NEW DELHI: The government’s relief measures unveiled on Monday are unlikely to leave a large fiscal dent, although a higher subsidy bill for food and fertiliser, announced earlier, is expected to result in some slippage.
While the government pegged the impact of the series of steps at a little under Rs 6.3 lakh crore, it refrained from giving any estimate of the cost of the string of measures.
Economists were, however, unanimous in suggesting that the steps will create contingent liability in the form of guarantees, with the impact on spending being muted.
CARE Ratings estimated additional spending by the Centre at over Rs 1.5 lakh crore, of which close to Rs 1.1 lakh crore was on account of food and fertiliser subsidy.
Among the announcements made on Monday, the Centre will chip in with Rs 15,000 crore for boosting public health infrastructure, while there will be additional outgo of under Rs 10,000 crore this year on the broadband initiative for rural areas. Free visas and revival of North East Regional Agricultural Marketing Corporation aren’t going to leave a big hole in the Centre’s books.
“The fiscal impact of announcements made today and earlier is not linear as substantial portion of the package is contingent liabilities. Ignoring these, the immediate impact will be slightly more than Rs 1.23 lakh crore, which will be around 0.6% of GDP,” said Soumya Kanti Ghosh, State Bank of India‘s group chief economic adviser.
Ratings agency ICRA‘s chief economist Aditi Nayar estimated it at Rs 60,000 crore, after setting aside the guarantee schemes and the announcements made earlier.
CARE’s calculations of an estimated fiscal deficit of 7.7-7.8% of GDP, against the government’s budget estimate of 6.8%, has also factored in the possibility of revenue shortfall – both tax and disinvestment – due to the lockdowns on account of the second Covid wave.
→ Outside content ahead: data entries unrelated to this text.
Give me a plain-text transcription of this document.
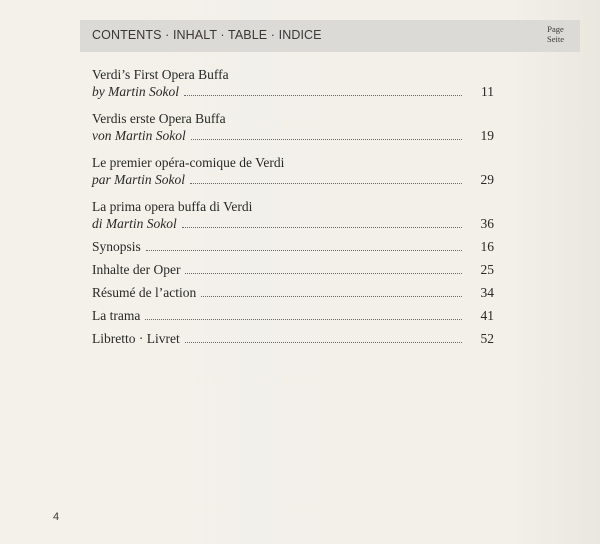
CONTENTS · INHALT · TABLE · INDICE	Page
Seite
Verdi’s First Opera Buffa
by Martin Sokol	11
Verdis erste Opera Buffa
von Martin Sokol	19
Le premier opéra-comique de Verdi
par Martin Sokol	29
La prima opera buffa di Verdi
di Martin Sokol	36
Synopsis	16
Inhalte der Oper	25
Résumé de l’action	34
La trama	41
Libretto · Livret	52
4
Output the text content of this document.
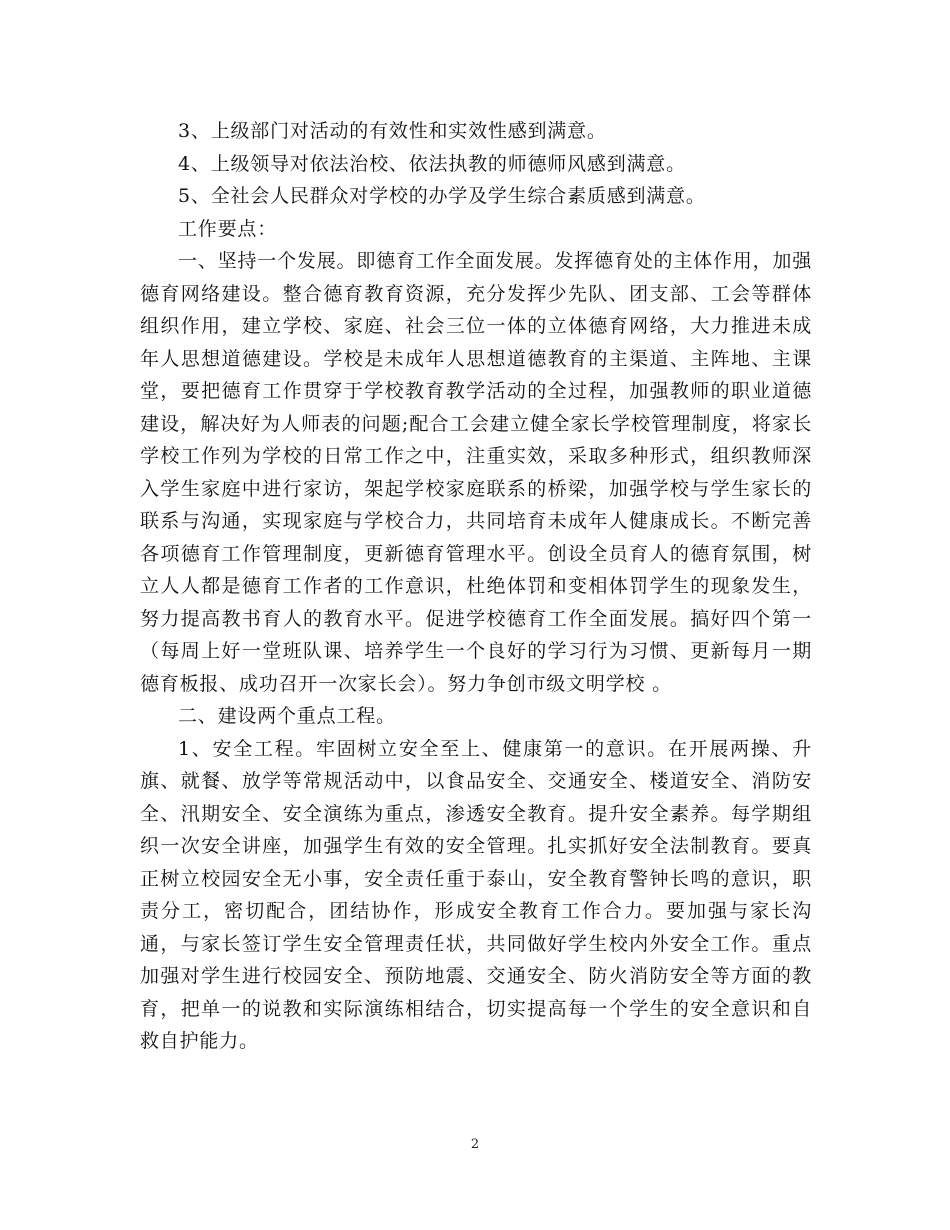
3、上级部门对活动的有效性和实效性感到满意。

4、上级领导对依法治校、依法执教的师德师风感到满意。

5、全社会人民群众对学校的办学及学生综合素质感到满意。

工作要点：

一、坚持一个发展。即德育工作全面发展。发挥德育处的主体作用，加强德育网络建设。整合德育教育资源，充分发挥少先队、团支部、工会等群体组织作用，建立学校、家庭、社会三位一体的立体德育网络，大力推进未成年人思想道德建设。学校是未成年人思想道德教育的主渠道、主阵地、主课堂，要把德育工作贯穿于学校教育教学活动的全过程，加强教师的职业道德建设，解决好为人师表的问题;配合工会建立健全家长学校管理制度，将家长学校工作列为学校的日常工作之中，注重实效，采取多种形式，组织教师深入学生家庭中进行家访，架起学校家庭联系的桥梁，加强学校与学生家长的联系与沟通，实现家庭与学校合力，共同培育未成年人健康成长。不断完善各项德育工作管理制度，更新德育管理水平。创设全员育人的德育氛围，树立人人都是德育工作者的工作意识，杜绝体罚和变相体罚学生的现象发生，努力提高教书育人的教育水平。促进学校德育工作全面发展。搞好四个第一（每周上好一堂班队课、培养学生一个良好的学习行为习惯、更新每月一期德育板报、成功召开一次家长会）。努力争创市级文明学校 。

二、建设两个重点工程。

1、安全工程。牢固树立安全至上、健康第一的意识。在开展两操、升旗、就餐、放学等常规活动中，以食品安全、交通安全、楼道安全、消防安全、汛期安全、安全演练为重点，渗透安全教育。提升安全素养。每学期组织一次安全讲座，加强学生有效的安全管理。扎实抓好安全法制教育。要真正树立校园安全无小事，安全责任重于泰山，安全教育警钟长鸣的意识，职责分工，密切配合，团结协作，形成安全教育工作合力。要加强与家长沟通，与家长签订学生安全管理责任状，共同做好学生校内外安全工作。重点加强对学生进行校园安全、预防地震、交通安全、防火消防安全等方面的教育，把单一的说教和实际演练相结合，切实提高每一个学生的安全意识和自救自护能力。

2
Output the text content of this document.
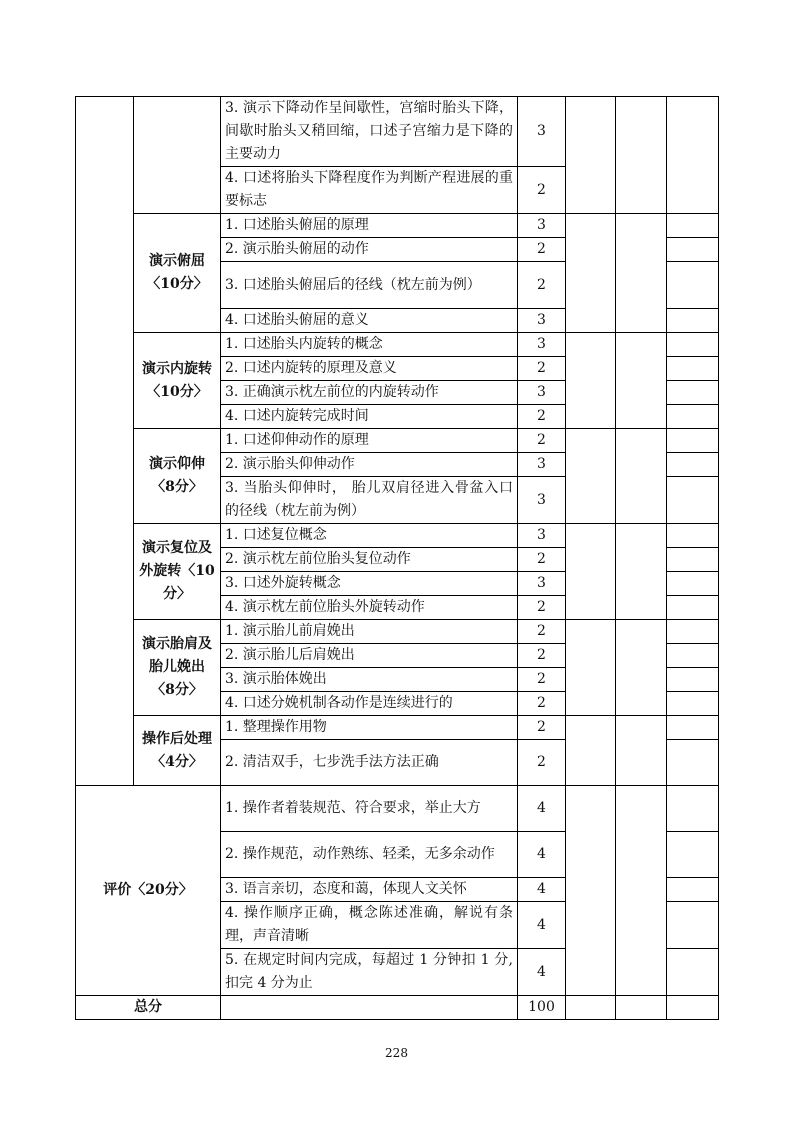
		3. 演示下降动作呈间歇性，宫缩时胎头下降，间歇时胎头又稍回缩，口述子宫缩力是下降的主要动力	3			
		4. 口述将胎头下降程度作为判断产程进展的重要标志	2			
	演示俯屈〈10分〉	1. 口述胎头俯屈的原理	3			
		2. 演示胎头俯屈的动作	2			
		3. 口述胎头俯屈后的径线（枕左前为例）	2			
		4. 口述胎头俯屈的意义	3			
	演示内旋转〈10分〉	1. 口述胎头内旋转的概念	3			
		2. 口述内旋转的原理及意义	2			
		3. 正确演示枕左前位的内旋转动作	3			
		4. 口述内旋转完成时间	2			
	演示仰伸〈8分〉	1. 口述仰伸动作的原理	2			
		2. 演示胎头仰伸动作	3			
		3. 当胎头仰伸时， 胎儿双肩径进入骨盆入口的径线（枕左前为例）	3			
	演示复位及外旋转〈10分〉	1. 口述复位概念	3			
		2. 演示枕左前位胎头复位动作	2			
		3. 口述外旋转概念	3			
		4. 演示枕左前位胎头外旋转动作	2			
	演示胎肩及胎儿娩出〈8分〉	1. 演示胎儿前肩娩出	2			
		2. 演示胎儿后肩娩出	2			
		3. 演示胎体娩出	2			
		4. 口述分娩机制各动作是连续进行的	2			
	操作后处理〈4分〉	1. 整理操作用物	2			
		2. 清洁双手，七步洗手法方法正确	2			
评价〈20分〉		1. 操作者着装规范、符合要求，举止大方	4			
		2. 操作规范，动作熟练、轻柔，无多余动作	4			
		3. 语言亲切，态度和蔼，体现人文关怀	4			
		4. 操作顺序正确，概念陈述准确，解说有条理，声音清晰	4			
		5. 在规定时间内完成，每超过 1 分钟扣 1 分, 扣完 4 分为止	4			
总分			100			
228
On its part, the government, however, remains upbeat on the revenue front, with finance minister Nirmala Sitharaman telling last month that the Centre was on course on the disinvestment exercise.
Besides, it believes that direct tax collections so far this year as well as the GST mop-up have not been significantly hit by the lockdown across several states in April and May.
Further, bonanzas such as those from the RBI in the form of a higher surplus transfer are expected to come handy in bridging the gap.